Another issue that needs to be addressed is the mechanism/s through which exosomes may exert their therapeutic effects.

It appears that a key mechanism used by EVs to interact with target cells is the membrane-to-membrane fusion and the delivery of the vesicles’ content within the target cells. This of course may per se trigger an effect. For instance, it has been shown that exosomes derived from different cell types may have preferential targeting towards certain cell types based on their membrane composition, thus imparting a differential effect on our body [164]. A possible mechanism that has been investigated in a tumor mice model consists of a modified gene expression profile of receiving cells, such as genes involved in down-regulated functions, such as cell death, growth, and proliferation [165,166]. One of the well-known effects is the contribution to maintain the immune homeostasis, by modulating the inflammatory expression of immune cells, both in in vitro and in vivo models [167,168]. Nevertheless, the mechanism on how the EVs function and influence their target cells remains to be clarified. It is debated whether EVs are able to restore tissue integrity and function through direct cell activity modulation or by an indirect effect on the immune system. Most likely, the complete characterization of their content may be a promising challenge to elucidate the full potential of natural nanovesicles.
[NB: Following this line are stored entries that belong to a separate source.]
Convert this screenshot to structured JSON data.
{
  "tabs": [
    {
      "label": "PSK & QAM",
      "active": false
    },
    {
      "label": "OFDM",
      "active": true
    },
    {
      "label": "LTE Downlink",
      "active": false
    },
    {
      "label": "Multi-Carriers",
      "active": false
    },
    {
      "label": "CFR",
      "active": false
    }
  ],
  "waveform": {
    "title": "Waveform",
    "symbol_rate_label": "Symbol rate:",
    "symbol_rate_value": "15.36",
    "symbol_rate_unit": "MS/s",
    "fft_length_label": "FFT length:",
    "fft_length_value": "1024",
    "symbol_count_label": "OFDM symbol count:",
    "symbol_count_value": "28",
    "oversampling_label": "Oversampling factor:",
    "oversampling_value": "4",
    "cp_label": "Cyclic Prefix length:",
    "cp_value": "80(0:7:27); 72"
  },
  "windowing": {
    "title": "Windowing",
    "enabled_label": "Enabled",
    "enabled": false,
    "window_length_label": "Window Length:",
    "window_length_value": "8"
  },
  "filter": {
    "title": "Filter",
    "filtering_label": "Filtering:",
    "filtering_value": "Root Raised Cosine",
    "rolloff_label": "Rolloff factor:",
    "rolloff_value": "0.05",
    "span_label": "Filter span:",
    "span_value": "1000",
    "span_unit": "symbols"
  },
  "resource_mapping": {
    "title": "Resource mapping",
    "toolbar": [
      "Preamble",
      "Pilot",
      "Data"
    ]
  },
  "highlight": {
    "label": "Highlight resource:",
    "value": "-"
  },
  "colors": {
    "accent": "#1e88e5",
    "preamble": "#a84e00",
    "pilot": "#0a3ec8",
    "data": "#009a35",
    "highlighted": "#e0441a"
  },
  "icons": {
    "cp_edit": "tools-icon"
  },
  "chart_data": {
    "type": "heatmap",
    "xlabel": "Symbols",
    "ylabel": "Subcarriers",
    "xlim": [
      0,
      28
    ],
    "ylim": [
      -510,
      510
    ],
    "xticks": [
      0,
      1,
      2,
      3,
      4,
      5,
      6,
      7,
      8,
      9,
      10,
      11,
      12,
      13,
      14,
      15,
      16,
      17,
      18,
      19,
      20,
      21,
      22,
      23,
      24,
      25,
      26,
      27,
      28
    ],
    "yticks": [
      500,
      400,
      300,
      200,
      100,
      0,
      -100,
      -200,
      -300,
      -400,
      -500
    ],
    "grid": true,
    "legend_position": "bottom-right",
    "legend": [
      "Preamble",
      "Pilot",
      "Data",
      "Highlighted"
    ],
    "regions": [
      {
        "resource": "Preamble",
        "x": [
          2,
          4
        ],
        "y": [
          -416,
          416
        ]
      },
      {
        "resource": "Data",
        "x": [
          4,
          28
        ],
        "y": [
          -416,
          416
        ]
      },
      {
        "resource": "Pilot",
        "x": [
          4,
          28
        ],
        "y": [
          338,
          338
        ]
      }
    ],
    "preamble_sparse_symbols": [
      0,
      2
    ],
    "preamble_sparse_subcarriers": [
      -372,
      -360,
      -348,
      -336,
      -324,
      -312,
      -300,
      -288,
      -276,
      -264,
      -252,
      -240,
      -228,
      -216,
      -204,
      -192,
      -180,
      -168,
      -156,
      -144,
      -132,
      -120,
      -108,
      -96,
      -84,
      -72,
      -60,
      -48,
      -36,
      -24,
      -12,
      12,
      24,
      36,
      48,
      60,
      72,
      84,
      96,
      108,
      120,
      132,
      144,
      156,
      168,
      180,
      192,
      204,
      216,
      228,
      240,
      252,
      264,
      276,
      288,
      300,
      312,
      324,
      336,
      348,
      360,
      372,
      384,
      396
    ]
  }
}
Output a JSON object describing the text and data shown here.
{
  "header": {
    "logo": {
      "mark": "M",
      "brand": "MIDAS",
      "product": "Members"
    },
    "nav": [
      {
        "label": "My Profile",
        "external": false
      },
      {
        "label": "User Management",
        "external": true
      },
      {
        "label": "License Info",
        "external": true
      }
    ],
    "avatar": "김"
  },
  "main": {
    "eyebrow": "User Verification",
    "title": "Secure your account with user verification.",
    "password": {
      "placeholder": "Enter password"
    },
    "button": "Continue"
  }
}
To accomplish this, the optimum could be achieved by creating an “exosome-factory”, similar to cell factories for cell therapy, in which exosomes can be obtained from the same cells of the patient who must undergo treatment (i.e., MSCs or iDCs) or from other cell types, which are engineered to internalize within the exosomes’ specific therapeutic molecules (Figure 1). This may be a way to reduce costs and the delivery of therapeutic molecules easier, hopefully reducing the well-known side effects of current treatments of chronic diseases.

Given the above, whatever the modification made on the exosomes or the choice of the cell-source, the problem of their safety remains. In fact, the challenge of research in the next few years probably will be to predict the exosomes’ behavior once injected. Little wonder all this can be achieved only after a careful and intense investigation on the characterization of the content of exosomes to be approved for clinical use.